Halloween Specials


Well, ain't this special!
A Special Report from the Controller and the Legislative Analyst is recommending the establishment of an Office of Special Events.
The impetus for this special study came, says the report, from Sup. Bevan Dufty in the wake of Mayor Gavin Newsom’s decision to cancel a City-sponsored Halloween this year.
The report is already getting activists nervous.
That’s because one of its main thrusts is reviewing “whether the Entertainment Commission’s unfulfilled responsibility to attract and support special events (including those without sponsors) should officially be transferred to some other unit.”
That unit would most likely be contained within the Mayor’s Office.
Now, Piss-poor communication between the Mayor’s Office and the Entertainment Commission over Halloween 2007 became an open secret this year, after a public records request unearthed emails in which commissioners complained that the Mayor’s Office has been trying to avoid meeting with them to discuss plans to shift the event to the waterfront.
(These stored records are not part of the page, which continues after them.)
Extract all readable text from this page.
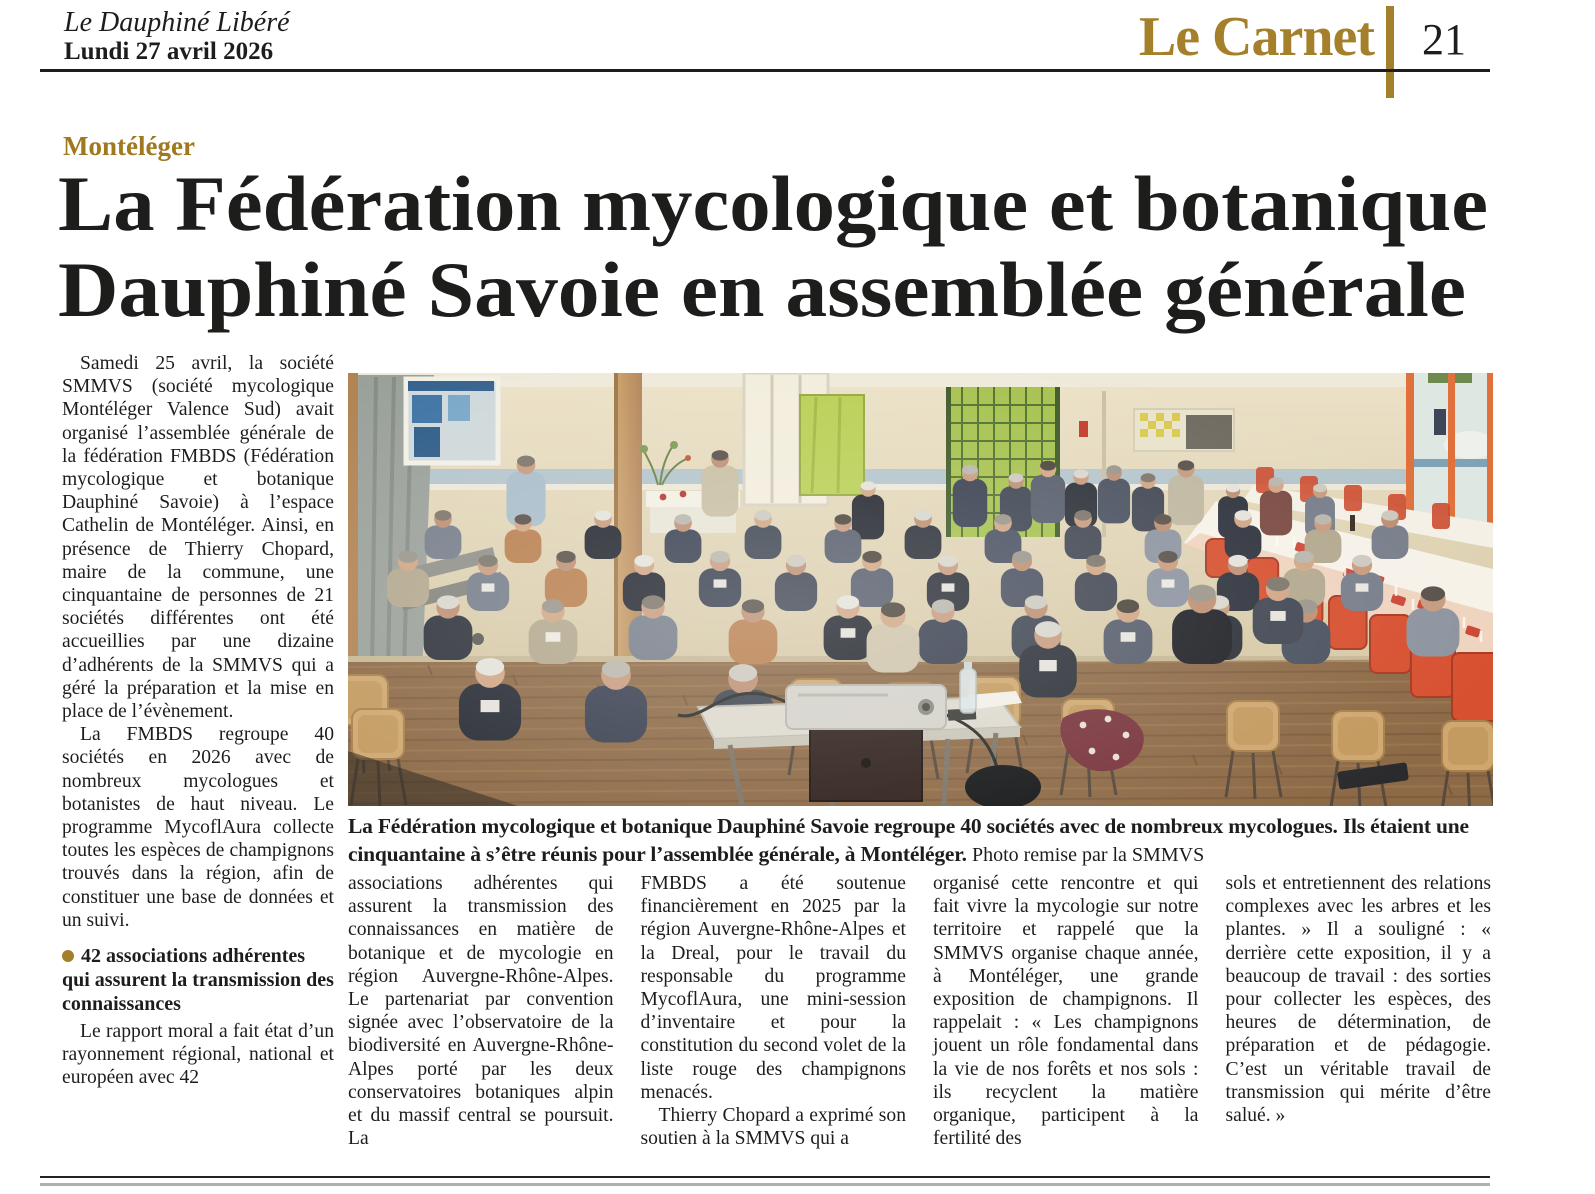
Le Dauphiné Libéré
Lundi 27 avril 2026	Le Carnet 21
Montéléger
La Fédération mycologique et botanique
Dauphiné Savoie en assemblée générale

Samedi 25 avril, la société SMMVS (société mycologique Montéléger Valence Sud) avait organisé l’assemblée générale de la fédération FMBDS (Fédération mycologique et botanique Dauphiné Savoie) à l’espace Cathelin de Montéléger. Ainsi, en présence de Thierry Chopard, maire de la commune, une cinquantaine de personnes de 21 sociétés différentes ont été accueillies par une dizaine d’adhérents de la SMMVS qui a géré la préparation et la mise en place de l’évènement.

La FMBDS regroupe 40 sociétés en 2026 avec de nombreux mycologues et botanistes de haut niveau. Le programme MycoflAura collecte toutes les espèces de champignons trouvés dans la région, afin de constituer une base de données et un suivi.

42 associations adhérentes qui assurent la transmission des connaissances

Le rapport moral a fait état d’un rayonnement régional, national et européen avec 42

La Fédération mycologique et botanique Dauphiné Savoie regroupe 40 sociétés avec de nombreux mycologues. Ils étaient une cinquantaine à s’être réunis pour l’assemblée générale, à Montéléger. Photo remise par la SMMVS

associations adhérentes qui assurent la transmission des connaissances en matière de botanique et de mycologie en région Auvergne-Rhône-Alpes. Le partenariat par convention signée avec l’observatoire de la biodiversité en Auvergne-Rhône-Alpes porté par les deux conservatoires botaniques alpin et du massif central se poursuit. La

FMBDS a été soutenue financièrement en 2025 par la région Auvergne-Rhône-Alpes et la Dreal, pour le travail du responsable du programme MycoflAura, une mini-session d’inventaire et pour la constitution du second volet de la liste rouge des champignons menacés.

Thierry Chopard a exprimé son soutien à la SMMVS qui a

organisé cette rencontre et qui fait vivre la mycologie sur notre territoire et rappelé que la SMMVS organise chaque année, à Montéléger, une grande exposition de champignons. Il rappelait : « Les champignons jouent un rôle fondamental dans la vie de nos forêts et nos sols : ils recyclent la matière organique, participent à la fertilité des

sols et entretiennent des relations complexes avec les arbres et les plantes. » Il a souligné : « derrière cette exposition, il y a beaucoup de travail : des sorties pour collecter les espèces, des heures de détermination, de préparation et de pédagogie. C’est un véritable travail de transmission qui mérite d’être salué. »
This may be why the Special Report recommends that the two be required to communicate in future, or it could be because, as the Special Report notes, a recent Civil Grand Jury found that “communication between the Entertainment Commission and the Mayor’s Office has not been sufficiently good to allow such efforts [promoting the development of a vibrant entertainment and late-night entertainment industry] to move forward.
Either way, it’s an interesting development ten days before this year’s non-event looms, and a tacit admission that no one in Room 200 is expecting to be able to kill Halloween 2008, which occurs on a Friday.
The report, which reviews the role of all the City’s major special events, not just Halloween, finds that San Francisco could benefit economically and culturally from additional special events, but that no city agency is currently focused on “attracting, creating and promoting” such events.
It suggests that the Convention and Visitors Bureau, which receives 56 percent of its $14 million budget from the City’s hotel tax to promote SF as a tourist destination, or another non-profit such as SF’s Grants For Arts, could play a larger role.
It also recommends that “ unsponsored events like Halloween are likely best managed by the Mayor’s Office in cooperation with a Private event producer.”